Dívida pública
Os títulos soberanos são os títulos de dívida pública emitidos pelos governos federais. No nosso caso, o governo brasileiro faz emissões pelo Tesouro Nacional e têm como objetivo principal o financiamento das contas do governo.
É a famosa história da dívida pública! Mas além de financiar o governo, os títulos públicos têm como efeitos secundários a função de regular a economia, mas isto é assunto para outro post!
Voltando ao assunto principal, quando ouvem dívida pública, muitos ficam não com um, mas com dois pés atrás:
"Mas e o calote na dívida pública? É muito arriscado investir em dívida pública no Brasil!".
Risco de crédito
Pode ocorrer um calote? Pode, sempre pode. E qual a probabilidade disto acontecer? Praticamente nula. E isto não tem relação com a situação econômica do país, vou explicar. Imagine que você tenha uma impressora de dinheiro na sua casa. Qual a probabilidade de você ficar com o nome sujo? Nenhuma, certo?
Pois é o que ocorre com o governo federal.

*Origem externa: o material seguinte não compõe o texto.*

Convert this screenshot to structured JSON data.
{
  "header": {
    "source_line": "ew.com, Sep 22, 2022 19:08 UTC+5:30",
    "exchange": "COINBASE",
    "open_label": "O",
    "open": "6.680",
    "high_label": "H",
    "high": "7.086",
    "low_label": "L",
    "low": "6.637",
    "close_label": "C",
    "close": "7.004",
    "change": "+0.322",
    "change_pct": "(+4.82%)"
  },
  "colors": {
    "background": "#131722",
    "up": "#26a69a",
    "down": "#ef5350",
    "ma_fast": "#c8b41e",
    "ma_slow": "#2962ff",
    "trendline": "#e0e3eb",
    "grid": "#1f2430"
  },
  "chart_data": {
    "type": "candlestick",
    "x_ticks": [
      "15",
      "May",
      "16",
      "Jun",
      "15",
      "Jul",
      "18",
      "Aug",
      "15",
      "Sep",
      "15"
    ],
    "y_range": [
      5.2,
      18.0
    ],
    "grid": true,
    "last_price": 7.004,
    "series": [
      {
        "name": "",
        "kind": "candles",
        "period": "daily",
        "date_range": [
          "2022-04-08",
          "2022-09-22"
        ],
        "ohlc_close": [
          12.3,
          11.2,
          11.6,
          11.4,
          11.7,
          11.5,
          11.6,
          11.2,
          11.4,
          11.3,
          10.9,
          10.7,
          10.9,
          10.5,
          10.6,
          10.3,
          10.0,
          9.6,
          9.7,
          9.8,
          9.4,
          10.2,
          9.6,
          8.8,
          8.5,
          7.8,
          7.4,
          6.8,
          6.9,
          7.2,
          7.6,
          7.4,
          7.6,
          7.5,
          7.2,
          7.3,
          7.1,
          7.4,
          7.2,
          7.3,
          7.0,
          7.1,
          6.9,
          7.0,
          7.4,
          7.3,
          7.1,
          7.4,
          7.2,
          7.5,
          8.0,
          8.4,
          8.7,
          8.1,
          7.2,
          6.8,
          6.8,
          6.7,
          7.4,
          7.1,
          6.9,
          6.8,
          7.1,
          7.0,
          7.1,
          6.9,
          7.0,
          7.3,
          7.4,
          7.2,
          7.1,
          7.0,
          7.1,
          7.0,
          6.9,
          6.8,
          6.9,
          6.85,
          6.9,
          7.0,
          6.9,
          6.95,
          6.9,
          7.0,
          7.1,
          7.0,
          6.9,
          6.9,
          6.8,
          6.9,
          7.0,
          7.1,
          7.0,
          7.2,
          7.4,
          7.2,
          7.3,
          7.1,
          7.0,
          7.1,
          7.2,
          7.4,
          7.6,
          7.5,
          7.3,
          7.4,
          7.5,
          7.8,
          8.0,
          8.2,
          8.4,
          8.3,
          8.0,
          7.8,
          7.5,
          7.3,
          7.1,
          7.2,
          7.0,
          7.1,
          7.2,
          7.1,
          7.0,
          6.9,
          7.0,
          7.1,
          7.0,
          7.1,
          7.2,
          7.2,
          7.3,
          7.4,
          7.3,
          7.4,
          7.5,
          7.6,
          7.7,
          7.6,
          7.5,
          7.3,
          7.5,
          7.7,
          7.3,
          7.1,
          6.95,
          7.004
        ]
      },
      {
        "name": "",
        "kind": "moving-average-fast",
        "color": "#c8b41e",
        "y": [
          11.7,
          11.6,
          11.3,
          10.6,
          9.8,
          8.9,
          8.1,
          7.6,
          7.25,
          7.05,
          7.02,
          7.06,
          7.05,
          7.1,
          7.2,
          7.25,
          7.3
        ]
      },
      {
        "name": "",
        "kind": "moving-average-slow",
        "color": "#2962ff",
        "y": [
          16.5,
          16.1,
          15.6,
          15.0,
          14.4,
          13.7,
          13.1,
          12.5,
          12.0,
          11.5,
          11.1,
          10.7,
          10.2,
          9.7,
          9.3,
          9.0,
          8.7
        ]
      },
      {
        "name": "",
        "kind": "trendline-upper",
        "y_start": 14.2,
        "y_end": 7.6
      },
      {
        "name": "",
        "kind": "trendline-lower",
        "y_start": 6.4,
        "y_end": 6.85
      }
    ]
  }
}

Somente o regulador é capaz de emitir moeda, portanto, qual seria o incentivo de não pagar a dívida pública quando o máximo que precisam fazer para pagá-la é emitir mais moeda? Basicamente, o detentor da dívida é dono da impressora que imprime dinheiro. Qual seria o seu incentivo em não pagar uma dívida na sua própria moeda?
Mas então por que o governo não emite dinheiro ao invés de fazer dívida? O efeito disso a longo prazo é muito danoso para a economia. A moeda sofre uma grande desvalorização via inflação. Quando o montante de dinheiro em circulação aumenta, o valor unitário de cada real diminui. Imagine que a riqueza do país (terras, indústrias, etc) será a mesma, mas ao invés de dividir por "X dinheiros", vai dividir por "2X dinheiros". Cada "dinheiro" vai valer menos, concorda? Precisaremos de "2 dinheiros" para comprar o que antes comprávamos com "1 dinheiro". Isto é inflação.
Quando falamos em dívida externa emitida em outra moeda então, é outra história, pior ainda, pois além de emitir a moeda, a autoridade tem que comprar a moeda externa, desvalorizando a moeda nacional frente ao dólar.
Já entendeu né? O investimento em Tesouro Direto para nós brasileiros, que estamos aqui no Brasil e investindo em Real é de baixíssimo risco quando estamos falando de risco de crédito. Podemos dizer que é uma aplicação livre de risco de crédito.
Risco de mercado
O Tesouro Direto é um investimento em renda fixa, no entanto, quando aplicamos e resgatamos o título antes do vencimento do mesmo, podemos correr variações de precificação de mercado que levem a uma desvalorização e a uma perda financeira. Isto se deve ao MtM - Mark to Market. Esse assunto parece complicado, mas não é! Vamos explicar em breve! Fique ligado!
O importante para este tópico é que o Tesouro Direto oferece muitas e ótimas opções de investimento. Vários tipos de títulos, com diferentes tipos de indexadores e fluxos de pagamento. Cada um tem características diferentes que servem aos mais diversos objetivos dos investidores.
Vamos explorar cada uma deles mais pra frente, mas por enquanto, veja alguns dos tipos:
Indexadores
- Pré-fixado: Oferece uma taxa de juros pré-fixada, acertada no momento da compra do título, válida até o vencimento do papel.
- Pós-fixado: Atrelado à SELIC, tem taxa variável de acordo com a taxa divulgada.
- Indexado a índices de inflação: Oferece remuneração atrelada a uma taxa fixa em adição a um índice de inflação.